<新型コロナ>感染者の監視・追跡に各国躍起 ハイテク駆使して封じ込め

2020年4月15日 02時00分
 新型コロナウイルスの感染拡大を防ぐため、各国はデータ技術を駆使して感染者の追跡に取り組んでいる。封じ込め対策として国民の評価を得る一方、監視強化や人権侵害への懸念も出ている。(北京・中沢穣、ソウル・相坂穣、ロンドン・藤沢有哉)

■赤・黄・緑 個人の感染リスクを色で表示

 感染が抑え込まれたとされる中国湖北省武漢市。ウイルスの再流行を防ぐための切り札とするのが、スマートフォンを利用した「健康コード」だ。
 「近所に感染者が出て、コードの表示が(感染リスクが高いとされる)赤色になり、外出できなくなった」。中国のネット上ではこんな武漢市民の書き込みが目立つ。
 中国メディアによると、コードはIT大手と連携して導入。QRコードとして用い、移動履歴などを基に個人の感染リスクを自動的に緑、黄、赤で判定する。位置情報や交通機関の利用履歴、身分証番号などの個人情報を一括管理するため、感染者が出た場合は接触者を即座に特定できる。
 低リスクを意味する緑の表示がなければ、バス・地下鉄の乗り降りや、商業施設の出入りもできない。行動が著しく監視・制限されるが、中国ではプライバシー侵害に対する強い拒否反応は出ていない。

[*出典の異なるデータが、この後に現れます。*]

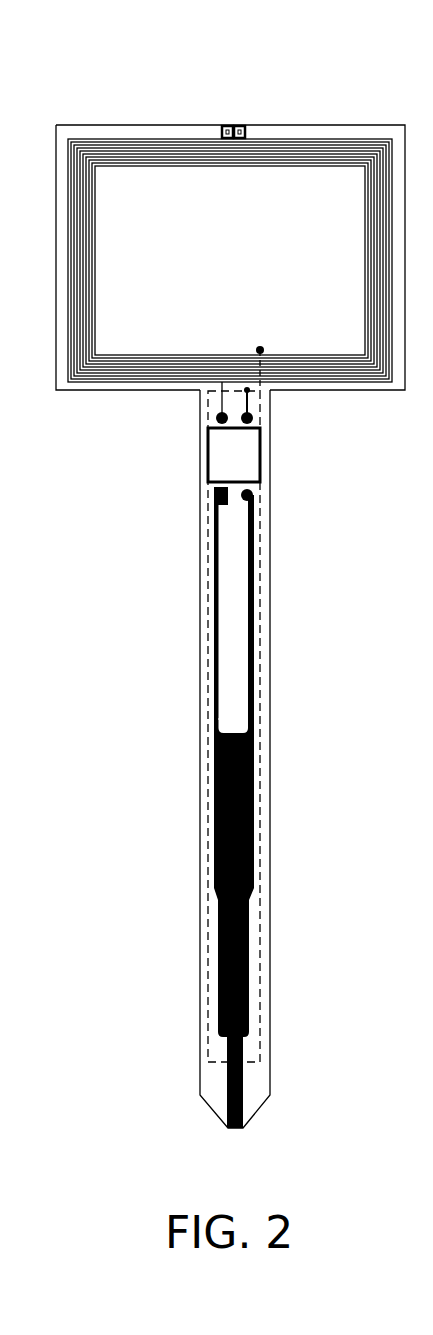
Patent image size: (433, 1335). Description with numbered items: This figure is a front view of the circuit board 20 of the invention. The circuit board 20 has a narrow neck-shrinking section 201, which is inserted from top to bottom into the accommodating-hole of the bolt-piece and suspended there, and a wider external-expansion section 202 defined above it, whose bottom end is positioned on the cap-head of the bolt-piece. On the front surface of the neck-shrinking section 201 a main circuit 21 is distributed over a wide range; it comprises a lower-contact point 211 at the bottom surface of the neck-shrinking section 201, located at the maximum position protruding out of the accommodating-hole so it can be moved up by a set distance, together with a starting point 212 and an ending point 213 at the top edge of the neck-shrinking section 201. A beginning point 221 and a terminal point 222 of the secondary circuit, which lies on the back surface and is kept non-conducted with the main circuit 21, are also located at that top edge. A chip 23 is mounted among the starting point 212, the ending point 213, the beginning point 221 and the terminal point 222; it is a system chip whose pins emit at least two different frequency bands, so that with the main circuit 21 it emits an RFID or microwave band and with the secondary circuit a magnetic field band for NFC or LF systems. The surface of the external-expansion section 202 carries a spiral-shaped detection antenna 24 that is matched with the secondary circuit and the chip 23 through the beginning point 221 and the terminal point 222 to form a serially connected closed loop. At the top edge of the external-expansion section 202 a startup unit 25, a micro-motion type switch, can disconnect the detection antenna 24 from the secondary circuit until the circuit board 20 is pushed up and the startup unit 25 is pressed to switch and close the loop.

8日、中国・武漢の鉄道駅の入り口で、「ヘルスコード」を使って健康状態を申告する人たち=新華社・共同

 武漢に住む五十代の人権活動家の男性は、当局の制限で健康コードが使えず、事実上の行動制限を強いられている。男性は「市民がこれだけ監視されていれば、本当の意味での封鎖解除とはいえない」と話す。
 習近平政権は各地で同様の監視体制の導入を進めており、将来は国内共通のシステムになるとみられる。

■行動追跡用リストバンドを装着

 韓国では、一日から海外からの全入国者に二週間の自主隔離を課し、スマホの専用アプリで毎日の健康状態の報告を義務化している。当局はアプリの位置情報で隔離者の居場所を確認するが、スマホを切ったり、置いたりして外出する違反者が続出。このため政府は十一日、自主隔離措置の違反者に、行動追跡用の「電子リストバンド」を装着すると発表した。
 世論調査では、自主隔離者への装着について77・8%が賛成。爆発的な感染を抑えているとして、文在寅(ムンジェイン)大統領の支持率は54%前後の高水準だ。
 リストバンドは香港でも既に欧州などからの入境者に着用を求めている。ただ、韓国の防疫対策は感染者のカード履歴や防犯カメラなどで個人情報を収集、幅広く公開する異例の手法も伴う。リストバンド導入で人権侵害に拍車がかかるとの危惧も出ている。

■ブルートゥースで濃厚接触者を追跡、通知するアプリ

 欧米は、近距離無線通信「ブルートゥース」を活用したスマホアプリの開発に乗り出した。米IT大手のアップルとグーグルは十日、感染者と濃厚接触した可能性がある人を追跡し、通知する技術を共同開発すると発表。英政府も十二日、独自のアプリを開発中と公表した。

■「個人情報保護の統一指針を」

 ハンコック英保健相はプライバシーへの配慮から、アプリ利用を強制しない考えを強調。政府に助言する専門家は、利用者が少なければ効果が薄れると指摘しつつ「政府のシステムに、簡略に匿名化された個人情報が大量に集められることは不安だ」と葛藤する。
 欧州連合(EU)のデータ保護監視機関は、個人データの目的外使用を禁じ、ウイルス危機後は消去するなど、EUで統一的な仕組みが必要との認識を示す。欧州委員会は十五日までに、アプリに関する統一指針をまとめる予定だ。